Digne descendante thiéfainesque et crépusculaire du « Champagne » d’Higelin, « Prière pour Ba’al Azabab » a d’abord été pour moi un obstacle à l’écoute du reste du disque, tant je peinais à passer aux plages suivantes. Sur le fond, on retrouve les habituelles visions extralucides de Thiéfaine, rehaussées par des arrangements foisonnants – mais l’explication finale, dans toute sa crudité à peine humoristique (« à quoi bon m’efforcer de chanter comme Orphée / maintenant qu’Eurydice ne me fait plus bander ! ») donne à cette « prière » tout son sens : « ô seigneur fou des bacchanales ne me délivrez-pas du mal »… La fin, sous toutes ses formes – contre laquelle s’insurge le désir de dire !

Rupture de ton plus rock et vers courts, avec « Eux » HFT en fait presque trop dans la démonstration de bonne santé artistique – le voici rajeuni de quarante ans, avec ce titre qui parle bien à l’adolescent enserré en moi, en nous, en tous ceux qui ont eu naguère et qui ont encore quelques difficultés d’intégration sociale ; mais on revient vite au cœur du propos avec « Reykjavik », qui semble la suite de « Nuits blanches » (« Et c’est une autre longue nuit qui commence »). Solitude de l’artiste perdu en pleine « géographie du vide », un peu avant, un peu après le grand passage, le grand oubli, au bord de l’entonnoir : « Et je suis là, je me demande en regardant les heures si je dois bien attendre ici ou repartir ailleurs… » Images du passé, fantasmes de la fin, images de l’enfance : un tourbillon après lequel on ne sait plus trop qui on est, en route « vers la folie » que l’on tutoie, en plein cauchemar (« j’entends des cris, j’entends des voix, réveille-moi…»). Saisissant.

« L’idiot qu’on a toujours été », avec ses faux chœurs, ses nappes de synthés, ses ruptures de tons,  n’est pas une chanson. C’est un oratorio grandiose, un « space opéra » ferréesque qui fait danser la mort puisque « la musique c’est la mort qui s’invite dans la danse & les mots sont des trous sanglants dans le silence »… Puis vient « Combien de jours encore », l’ultime sommet, qui relance le décompte des jours et souligne encore la cohérence de l’ensemble (avant le dernier rappel à mon avis plus dispensable de « Elle danse ») : « Combien de jours encore à regarder l’horloge / à regarder passer l’infini dans ma loge / combien de jours encore… »

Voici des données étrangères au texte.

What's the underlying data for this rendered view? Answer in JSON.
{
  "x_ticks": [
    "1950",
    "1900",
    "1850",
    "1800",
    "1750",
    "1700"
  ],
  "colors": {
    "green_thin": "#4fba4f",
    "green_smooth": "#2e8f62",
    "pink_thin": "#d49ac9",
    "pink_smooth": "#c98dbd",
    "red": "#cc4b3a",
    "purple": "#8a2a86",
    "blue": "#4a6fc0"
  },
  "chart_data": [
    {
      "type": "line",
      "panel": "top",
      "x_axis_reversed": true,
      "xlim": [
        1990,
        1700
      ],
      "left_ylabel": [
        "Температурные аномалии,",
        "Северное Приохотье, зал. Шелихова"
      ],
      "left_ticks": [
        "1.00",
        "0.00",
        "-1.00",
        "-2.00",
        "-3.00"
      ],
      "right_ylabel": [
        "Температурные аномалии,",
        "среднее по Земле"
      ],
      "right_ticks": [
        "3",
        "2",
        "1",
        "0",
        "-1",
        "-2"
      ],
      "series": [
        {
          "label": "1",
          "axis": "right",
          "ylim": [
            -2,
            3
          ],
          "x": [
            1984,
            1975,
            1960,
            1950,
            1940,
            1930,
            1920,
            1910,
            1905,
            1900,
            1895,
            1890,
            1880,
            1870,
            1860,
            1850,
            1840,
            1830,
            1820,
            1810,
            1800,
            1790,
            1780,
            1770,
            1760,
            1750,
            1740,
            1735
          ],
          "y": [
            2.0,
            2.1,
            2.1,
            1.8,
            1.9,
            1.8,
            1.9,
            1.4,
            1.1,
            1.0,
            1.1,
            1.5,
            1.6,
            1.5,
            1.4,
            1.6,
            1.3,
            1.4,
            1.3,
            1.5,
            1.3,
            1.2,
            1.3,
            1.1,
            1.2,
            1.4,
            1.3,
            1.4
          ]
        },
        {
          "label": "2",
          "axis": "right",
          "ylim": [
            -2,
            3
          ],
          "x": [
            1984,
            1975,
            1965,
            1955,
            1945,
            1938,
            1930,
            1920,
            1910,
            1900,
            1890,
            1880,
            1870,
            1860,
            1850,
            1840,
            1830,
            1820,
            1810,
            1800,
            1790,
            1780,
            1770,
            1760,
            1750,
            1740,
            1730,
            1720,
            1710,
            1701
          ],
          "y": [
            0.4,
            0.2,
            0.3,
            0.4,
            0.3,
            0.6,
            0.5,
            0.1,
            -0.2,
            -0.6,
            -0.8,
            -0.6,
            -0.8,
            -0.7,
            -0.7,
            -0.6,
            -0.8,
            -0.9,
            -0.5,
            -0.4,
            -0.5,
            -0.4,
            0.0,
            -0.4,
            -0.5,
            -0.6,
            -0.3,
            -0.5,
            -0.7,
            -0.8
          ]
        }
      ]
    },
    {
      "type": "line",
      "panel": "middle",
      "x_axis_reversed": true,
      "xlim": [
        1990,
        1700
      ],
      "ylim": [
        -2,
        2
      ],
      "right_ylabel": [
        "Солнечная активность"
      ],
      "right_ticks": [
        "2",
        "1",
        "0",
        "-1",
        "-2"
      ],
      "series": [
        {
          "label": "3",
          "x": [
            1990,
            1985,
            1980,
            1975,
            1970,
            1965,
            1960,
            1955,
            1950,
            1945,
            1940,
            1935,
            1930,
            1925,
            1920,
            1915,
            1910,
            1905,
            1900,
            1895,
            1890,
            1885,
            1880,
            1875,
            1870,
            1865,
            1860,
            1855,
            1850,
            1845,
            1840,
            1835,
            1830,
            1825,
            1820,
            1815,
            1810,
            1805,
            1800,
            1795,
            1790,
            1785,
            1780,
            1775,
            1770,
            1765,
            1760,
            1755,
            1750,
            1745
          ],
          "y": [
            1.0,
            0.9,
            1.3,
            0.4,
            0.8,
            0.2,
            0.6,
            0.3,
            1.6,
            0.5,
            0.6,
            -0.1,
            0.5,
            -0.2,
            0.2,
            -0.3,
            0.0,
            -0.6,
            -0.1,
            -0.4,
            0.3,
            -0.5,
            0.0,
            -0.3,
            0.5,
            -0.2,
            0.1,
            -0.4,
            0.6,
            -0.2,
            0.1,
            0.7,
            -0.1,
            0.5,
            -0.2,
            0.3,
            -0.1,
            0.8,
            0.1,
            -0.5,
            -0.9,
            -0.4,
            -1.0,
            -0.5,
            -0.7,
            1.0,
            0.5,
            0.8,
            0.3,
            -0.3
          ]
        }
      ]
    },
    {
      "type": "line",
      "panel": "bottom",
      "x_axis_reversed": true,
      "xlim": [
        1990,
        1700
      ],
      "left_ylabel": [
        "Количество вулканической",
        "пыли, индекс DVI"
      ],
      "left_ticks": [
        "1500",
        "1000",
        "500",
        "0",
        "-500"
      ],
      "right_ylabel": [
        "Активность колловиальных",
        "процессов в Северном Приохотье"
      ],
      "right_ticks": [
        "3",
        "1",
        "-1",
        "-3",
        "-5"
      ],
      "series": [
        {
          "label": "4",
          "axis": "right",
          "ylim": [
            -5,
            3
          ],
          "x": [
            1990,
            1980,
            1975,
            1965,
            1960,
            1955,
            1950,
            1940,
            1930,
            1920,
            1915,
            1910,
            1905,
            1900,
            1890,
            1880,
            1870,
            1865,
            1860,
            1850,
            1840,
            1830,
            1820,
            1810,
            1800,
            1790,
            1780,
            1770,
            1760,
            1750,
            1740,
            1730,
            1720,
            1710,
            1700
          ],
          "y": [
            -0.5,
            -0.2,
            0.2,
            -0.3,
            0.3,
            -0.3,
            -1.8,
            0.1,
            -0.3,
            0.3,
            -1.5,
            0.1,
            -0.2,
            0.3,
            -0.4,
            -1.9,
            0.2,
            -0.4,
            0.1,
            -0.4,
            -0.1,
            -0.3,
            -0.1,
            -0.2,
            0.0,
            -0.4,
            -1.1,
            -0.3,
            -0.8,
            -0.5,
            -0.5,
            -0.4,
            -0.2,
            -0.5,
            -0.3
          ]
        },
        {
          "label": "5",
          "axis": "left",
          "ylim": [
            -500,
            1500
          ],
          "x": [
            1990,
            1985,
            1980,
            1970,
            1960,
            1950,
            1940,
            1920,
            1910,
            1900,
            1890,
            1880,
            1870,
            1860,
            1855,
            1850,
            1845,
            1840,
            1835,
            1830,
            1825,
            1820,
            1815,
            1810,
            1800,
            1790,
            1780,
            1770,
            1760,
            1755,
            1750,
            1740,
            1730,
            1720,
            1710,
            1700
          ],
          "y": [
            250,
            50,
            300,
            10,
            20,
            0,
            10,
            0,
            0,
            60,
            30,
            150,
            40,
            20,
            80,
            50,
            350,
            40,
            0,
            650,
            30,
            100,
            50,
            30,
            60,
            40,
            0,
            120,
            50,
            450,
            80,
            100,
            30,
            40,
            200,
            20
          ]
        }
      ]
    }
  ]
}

Je ne connais pas d’autre chanteur vivant capable d’une telle ampleur, aucun capable de mêler l’intime et le cosmique, le profane et le sacré, le grotesque et le sublime, le désespoir et la ferveur, aucun capable d’emporter son auditeur aussi haut.

Le brouillard a envahi le paysage de ma fenêtre et j’écoute et réécoute Géographie du vide. Thiéfaine, ce soir, est mon église.